- Simplified Chinese: 郭春宁
- Traditional Chinese: 郭春寧

Standard Mandarin
- Hanyu Pinyin: Guō Chūnníng

= Guo Chunning =

Chinese graphic designer (born 1958)

Guo Chunning (born 1958) is a Chinese graphic designer and the vice president of the Beijing Armstrong International Corporate Identity (AICI). He is internationally known for designing Dancing Beijing, the official emblem of the 2008 Summer Olympics, held in Beijing in the People's Republic of China.

==Information==
Guo was born in 1958 in the city of Shenyang in Liaoning province in Northeast China. Since 1975, he studied art design at Tianjin Arts and Crafts School (天津工艺美术学校). In 1980, he was accepted to study commercial art at Decoration Department of Central Academy of Arts and Crafts (中央工艺美术学院) which is now Academy of Arts & Design of Tsinghua University.

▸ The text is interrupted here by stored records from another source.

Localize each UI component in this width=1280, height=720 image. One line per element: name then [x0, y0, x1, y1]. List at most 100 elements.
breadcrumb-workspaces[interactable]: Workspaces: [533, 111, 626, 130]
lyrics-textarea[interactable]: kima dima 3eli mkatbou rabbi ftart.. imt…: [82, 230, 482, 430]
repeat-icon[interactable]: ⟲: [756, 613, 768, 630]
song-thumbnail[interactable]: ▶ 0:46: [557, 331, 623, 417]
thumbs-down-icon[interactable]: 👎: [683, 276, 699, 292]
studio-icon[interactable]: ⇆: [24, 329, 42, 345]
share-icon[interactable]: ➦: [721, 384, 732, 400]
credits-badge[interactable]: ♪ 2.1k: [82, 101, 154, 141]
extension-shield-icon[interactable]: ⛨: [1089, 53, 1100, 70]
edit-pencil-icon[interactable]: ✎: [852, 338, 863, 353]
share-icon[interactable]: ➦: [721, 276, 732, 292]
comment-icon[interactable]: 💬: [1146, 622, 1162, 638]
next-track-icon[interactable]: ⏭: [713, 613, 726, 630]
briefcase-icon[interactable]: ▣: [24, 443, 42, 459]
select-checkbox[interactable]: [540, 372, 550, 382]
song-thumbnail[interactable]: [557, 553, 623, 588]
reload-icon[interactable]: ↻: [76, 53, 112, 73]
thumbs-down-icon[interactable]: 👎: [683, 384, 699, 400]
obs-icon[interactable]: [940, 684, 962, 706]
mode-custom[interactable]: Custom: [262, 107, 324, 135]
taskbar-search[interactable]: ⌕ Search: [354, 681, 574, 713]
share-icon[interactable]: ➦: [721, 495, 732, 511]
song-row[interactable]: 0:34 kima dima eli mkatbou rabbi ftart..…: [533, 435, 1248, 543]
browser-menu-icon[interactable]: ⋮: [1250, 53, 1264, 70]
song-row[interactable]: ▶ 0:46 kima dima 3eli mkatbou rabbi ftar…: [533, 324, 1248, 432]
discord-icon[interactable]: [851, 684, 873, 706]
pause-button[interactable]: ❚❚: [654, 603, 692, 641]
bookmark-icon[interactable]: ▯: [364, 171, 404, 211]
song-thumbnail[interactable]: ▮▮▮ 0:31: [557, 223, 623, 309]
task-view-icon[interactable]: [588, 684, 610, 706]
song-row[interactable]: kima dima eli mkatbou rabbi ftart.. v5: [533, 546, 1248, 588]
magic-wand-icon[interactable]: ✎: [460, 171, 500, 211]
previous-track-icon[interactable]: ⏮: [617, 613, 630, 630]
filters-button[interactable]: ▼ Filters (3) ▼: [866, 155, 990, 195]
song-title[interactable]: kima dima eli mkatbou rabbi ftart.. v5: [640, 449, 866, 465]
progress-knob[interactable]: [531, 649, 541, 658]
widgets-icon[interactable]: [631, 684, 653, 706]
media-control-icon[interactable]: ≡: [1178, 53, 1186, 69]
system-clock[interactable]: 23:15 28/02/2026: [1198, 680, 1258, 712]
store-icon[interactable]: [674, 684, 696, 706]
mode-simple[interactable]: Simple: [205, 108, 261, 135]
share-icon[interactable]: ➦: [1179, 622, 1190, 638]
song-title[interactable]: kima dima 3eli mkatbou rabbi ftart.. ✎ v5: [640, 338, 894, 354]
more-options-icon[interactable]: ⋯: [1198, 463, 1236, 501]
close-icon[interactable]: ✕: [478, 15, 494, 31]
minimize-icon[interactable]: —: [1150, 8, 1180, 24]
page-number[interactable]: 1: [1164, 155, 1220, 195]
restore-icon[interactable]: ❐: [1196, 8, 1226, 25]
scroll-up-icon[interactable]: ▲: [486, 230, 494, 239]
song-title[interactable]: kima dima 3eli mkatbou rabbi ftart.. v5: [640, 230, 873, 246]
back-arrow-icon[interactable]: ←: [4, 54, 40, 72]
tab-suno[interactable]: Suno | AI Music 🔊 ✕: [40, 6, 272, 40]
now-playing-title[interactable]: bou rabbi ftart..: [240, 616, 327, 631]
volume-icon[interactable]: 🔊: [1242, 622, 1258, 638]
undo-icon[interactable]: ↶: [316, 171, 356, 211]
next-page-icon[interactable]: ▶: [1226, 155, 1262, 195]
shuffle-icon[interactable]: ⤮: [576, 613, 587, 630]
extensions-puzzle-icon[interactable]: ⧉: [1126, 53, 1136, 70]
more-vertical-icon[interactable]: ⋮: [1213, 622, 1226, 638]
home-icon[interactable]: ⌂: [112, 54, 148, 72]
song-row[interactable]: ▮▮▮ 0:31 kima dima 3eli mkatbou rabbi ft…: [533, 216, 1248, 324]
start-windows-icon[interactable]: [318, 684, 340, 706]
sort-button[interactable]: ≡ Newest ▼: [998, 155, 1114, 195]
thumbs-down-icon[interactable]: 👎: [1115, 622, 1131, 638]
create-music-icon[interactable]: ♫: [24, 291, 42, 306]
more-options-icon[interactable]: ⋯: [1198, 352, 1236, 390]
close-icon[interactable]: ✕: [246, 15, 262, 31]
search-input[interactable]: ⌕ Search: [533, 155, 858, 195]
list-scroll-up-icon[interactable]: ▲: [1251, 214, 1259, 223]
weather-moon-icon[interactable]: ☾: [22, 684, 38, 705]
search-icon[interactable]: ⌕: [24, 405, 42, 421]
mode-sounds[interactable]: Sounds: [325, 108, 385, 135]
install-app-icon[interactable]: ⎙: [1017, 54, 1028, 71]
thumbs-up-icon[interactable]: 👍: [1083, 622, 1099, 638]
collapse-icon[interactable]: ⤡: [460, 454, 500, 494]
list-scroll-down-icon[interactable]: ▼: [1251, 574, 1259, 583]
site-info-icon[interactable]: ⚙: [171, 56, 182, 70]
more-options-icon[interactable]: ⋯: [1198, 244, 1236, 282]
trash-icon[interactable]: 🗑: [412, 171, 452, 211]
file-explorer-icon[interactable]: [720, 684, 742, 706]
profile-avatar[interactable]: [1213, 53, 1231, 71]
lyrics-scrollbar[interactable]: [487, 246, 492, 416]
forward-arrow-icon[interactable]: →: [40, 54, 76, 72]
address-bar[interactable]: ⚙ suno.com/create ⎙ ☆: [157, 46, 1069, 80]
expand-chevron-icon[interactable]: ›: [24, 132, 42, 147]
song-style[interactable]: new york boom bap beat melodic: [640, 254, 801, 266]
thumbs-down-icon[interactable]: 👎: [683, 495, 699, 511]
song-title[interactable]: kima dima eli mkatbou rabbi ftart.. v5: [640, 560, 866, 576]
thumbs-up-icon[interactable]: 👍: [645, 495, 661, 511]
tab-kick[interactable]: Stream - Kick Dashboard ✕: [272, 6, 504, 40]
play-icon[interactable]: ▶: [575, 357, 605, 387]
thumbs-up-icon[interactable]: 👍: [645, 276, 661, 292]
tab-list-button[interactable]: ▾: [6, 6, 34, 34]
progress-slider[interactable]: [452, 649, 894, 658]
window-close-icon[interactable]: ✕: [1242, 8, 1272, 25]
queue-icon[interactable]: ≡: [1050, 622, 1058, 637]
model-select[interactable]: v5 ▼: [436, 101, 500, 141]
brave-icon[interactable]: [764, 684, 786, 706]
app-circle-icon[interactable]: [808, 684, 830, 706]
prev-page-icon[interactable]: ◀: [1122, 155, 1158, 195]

Upon his graduation from the school in 1984, Guo worked at advertisement department of China Daily until 1988 to establish Beijing Shichuang International Design Co., Ltd (北京始创国际企划有限公司) In 2002, his logo design based on Chinese seal was selected among the 1,985 entires contributed by about 1300 designers from China and overseas.